Texas Tech University

Legal Practice Program: A Team Dedicated to Student-Centered Learning

Legal Practice Team Photo

The Program

The Texas Tech University School of Law offers first-year students six credit hours in Legal Practice ("LP") courses. Legal Practice I and II are part of a two-semester sequence that introduces them to the writings and legal processes that are encountered by lawyers in everyday practice.

The Legal Practice Program at Texas Tech Law is currently ranked the 16th top legal writing program in the nation by U.S. News and World Report.

The Team

The emphasis on professional skills in this top-ranked program requires an experienced group of professors to teach Legal Practice I and II. The professors who teach Legal Practice come from a diverse, distinguished, and practical background, and they have experience in highly regarded law firms, in state and federal clerkships, and in the state and federal government. This breadth of experience enriches the education of Texas Tech law students. Moreover, the team includes a full-time writing specialist and several law library faculty who add to the success of our program.

All full-time professors who teach Legal Practice are tenured, full professors of law who have been teaching at Texas Tech Law for at least seven years (with one at Texas Tech Law for more than seventeen years).

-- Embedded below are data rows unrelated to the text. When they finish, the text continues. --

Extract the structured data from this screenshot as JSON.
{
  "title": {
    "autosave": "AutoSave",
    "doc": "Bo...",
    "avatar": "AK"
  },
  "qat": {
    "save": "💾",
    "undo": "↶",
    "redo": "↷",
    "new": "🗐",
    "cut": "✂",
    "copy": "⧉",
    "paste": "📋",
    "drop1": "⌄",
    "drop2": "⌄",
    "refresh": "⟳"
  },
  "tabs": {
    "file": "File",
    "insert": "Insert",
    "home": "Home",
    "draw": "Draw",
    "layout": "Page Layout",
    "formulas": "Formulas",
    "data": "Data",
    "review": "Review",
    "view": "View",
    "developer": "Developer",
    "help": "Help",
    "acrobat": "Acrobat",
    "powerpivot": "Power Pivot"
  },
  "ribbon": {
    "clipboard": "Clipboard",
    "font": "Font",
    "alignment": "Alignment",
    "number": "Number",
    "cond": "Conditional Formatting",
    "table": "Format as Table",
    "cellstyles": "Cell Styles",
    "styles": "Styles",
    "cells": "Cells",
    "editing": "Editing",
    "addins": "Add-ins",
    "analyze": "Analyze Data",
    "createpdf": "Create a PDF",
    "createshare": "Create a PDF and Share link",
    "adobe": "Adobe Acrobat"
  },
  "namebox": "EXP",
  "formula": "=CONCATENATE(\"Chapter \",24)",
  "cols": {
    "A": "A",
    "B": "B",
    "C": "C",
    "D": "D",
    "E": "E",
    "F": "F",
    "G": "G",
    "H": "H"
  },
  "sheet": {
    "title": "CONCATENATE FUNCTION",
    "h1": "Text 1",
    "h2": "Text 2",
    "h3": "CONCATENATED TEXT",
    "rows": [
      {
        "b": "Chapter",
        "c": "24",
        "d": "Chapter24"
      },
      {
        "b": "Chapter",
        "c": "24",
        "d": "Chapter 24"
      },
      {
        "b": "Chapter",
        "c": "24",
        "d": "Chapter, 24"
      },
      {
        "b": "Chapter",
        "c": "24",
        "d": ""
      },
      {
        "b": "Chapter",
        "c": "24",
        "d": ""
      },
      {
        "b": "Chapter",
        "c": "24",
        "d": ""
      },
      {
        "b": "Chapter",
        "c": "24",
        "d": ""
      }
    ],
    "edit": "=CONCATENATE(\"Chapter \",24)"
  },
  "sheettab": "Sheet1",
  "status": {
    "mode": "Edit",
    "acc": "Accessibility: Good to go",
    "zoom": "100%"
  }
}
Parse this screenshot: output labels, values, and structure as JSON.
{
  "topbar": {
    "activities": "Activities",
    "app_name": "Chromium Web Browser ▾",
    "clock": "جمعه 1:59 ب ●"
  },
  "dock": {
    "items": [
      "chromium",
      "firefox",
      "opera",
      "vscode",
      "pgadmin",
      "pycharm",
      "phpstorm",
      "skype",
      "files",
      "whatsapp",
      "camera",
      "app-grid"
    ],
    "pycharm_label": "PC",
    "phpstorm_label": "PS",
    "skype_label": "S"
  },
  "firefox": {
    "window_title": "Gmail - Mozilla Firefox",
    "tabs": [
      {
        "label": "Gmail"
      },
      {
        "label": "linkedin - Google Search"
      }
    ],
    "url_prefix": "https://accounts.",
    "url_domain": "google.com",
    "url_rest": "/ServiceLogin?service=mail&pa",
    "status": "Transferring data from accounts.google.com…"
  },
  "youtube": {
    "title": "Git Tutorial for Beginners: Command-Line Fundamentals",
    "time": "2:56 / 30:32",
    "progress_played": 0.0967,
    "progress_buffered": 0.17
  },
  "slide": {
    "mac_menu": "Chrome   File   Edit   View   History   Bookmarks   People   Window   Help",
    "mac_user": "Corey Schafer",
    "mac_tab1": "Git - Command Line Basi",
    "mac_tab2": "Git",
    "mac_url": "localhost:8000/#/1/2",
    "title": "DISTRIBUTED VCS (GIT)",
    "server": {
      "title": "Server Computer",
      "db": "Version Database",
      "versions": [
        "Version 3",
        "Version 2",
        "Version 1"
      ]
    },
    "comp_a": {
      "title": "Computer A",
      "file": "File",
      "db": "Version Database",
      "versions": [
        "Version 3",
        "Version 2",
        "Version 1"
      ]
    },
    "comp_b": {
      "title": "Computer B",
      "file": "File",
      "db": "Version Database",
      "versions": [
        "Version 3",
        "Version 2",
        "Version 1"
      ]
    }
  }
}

Furthermore, they are respected legal scholars in a variety of subject matters including teaching pedagogy, adoption and foster care, reproductive justice, and environmental law.

The LP Courses

Legal Practice I (Fall semester)

The first course in the two-semester sequence covers a variety of skills and knowledge—taught in the context of client-centered representation—to start the students' journey to practicing law. This three-credit hour course is an introduction to the legal system covering case synthesis and statutory analysis, as well as the principles and practice of legal writing, client interviewing and counseling, and legal research.

Upon completion of Legal Practice I, which satisfies the ABA's requirement for a first-year writing experience under Standard 303(a)(2), students will be able to do the following:

  1. Demonstrate knowledge of professional and ethical conduct in the legal profession.
  2. Identify and describe the structures of the U.S. and Texas court systems.
  3. Conduct basic legal research using secondary and primary sources.
  4. Select and analyze relevant legal authority.
  5. Demonstrate competent legal analysis, reasoning, and problem-solving skills.
  6. Demonstrate effective communication with a mock client.
  7. Use proper legal citation.

Legal Practice II (Spring semester)

The second course in the two-semester sequence is a simulation course that focuses on persuasive legal writing, alternative dispute resolution (ADR), and appellate advocacy. The ADR component introduces negotiation skills, mediation, arbitration, and other ADR-related concepts. The persuasive legal writing component includes drafting a pre-trial brief and an appellate brief, and the appellate advocacy component includes presenting an oral argument. These practice skills are taught in the context of a simulated case or legal scenario so that students can maximize their learning in real-world contexts. Thus, this course provides substantial experience that is reasonably similar to the experience of a practicing lawyer. Students also have multiple opportunities for self-evaluation as they complete the course assignments.

Upon completion of Legal Practice II, which is an experiential course under ABA Standards 303(a)(3) and 304, students will be able to do the following:

  1. Demonstrate awareness of ethical obligations when advocating for a client and when interacting with the courts and with judges.
  2. Identify and describe the basic forms of alternative dispute resolution (ADR) and choose among their appropriate uses.
  3. Demonstrate knowledge of the basics of contract drafting.
  4. Effectively conduct legal research.
  5. Competently write a persuasive pre-trial brief and appellate brief.
  6. Demonstrate knowledge of the form and function of appellate advocacy.
  7. Use proper legal citation.
  8. Present an effective oral argument.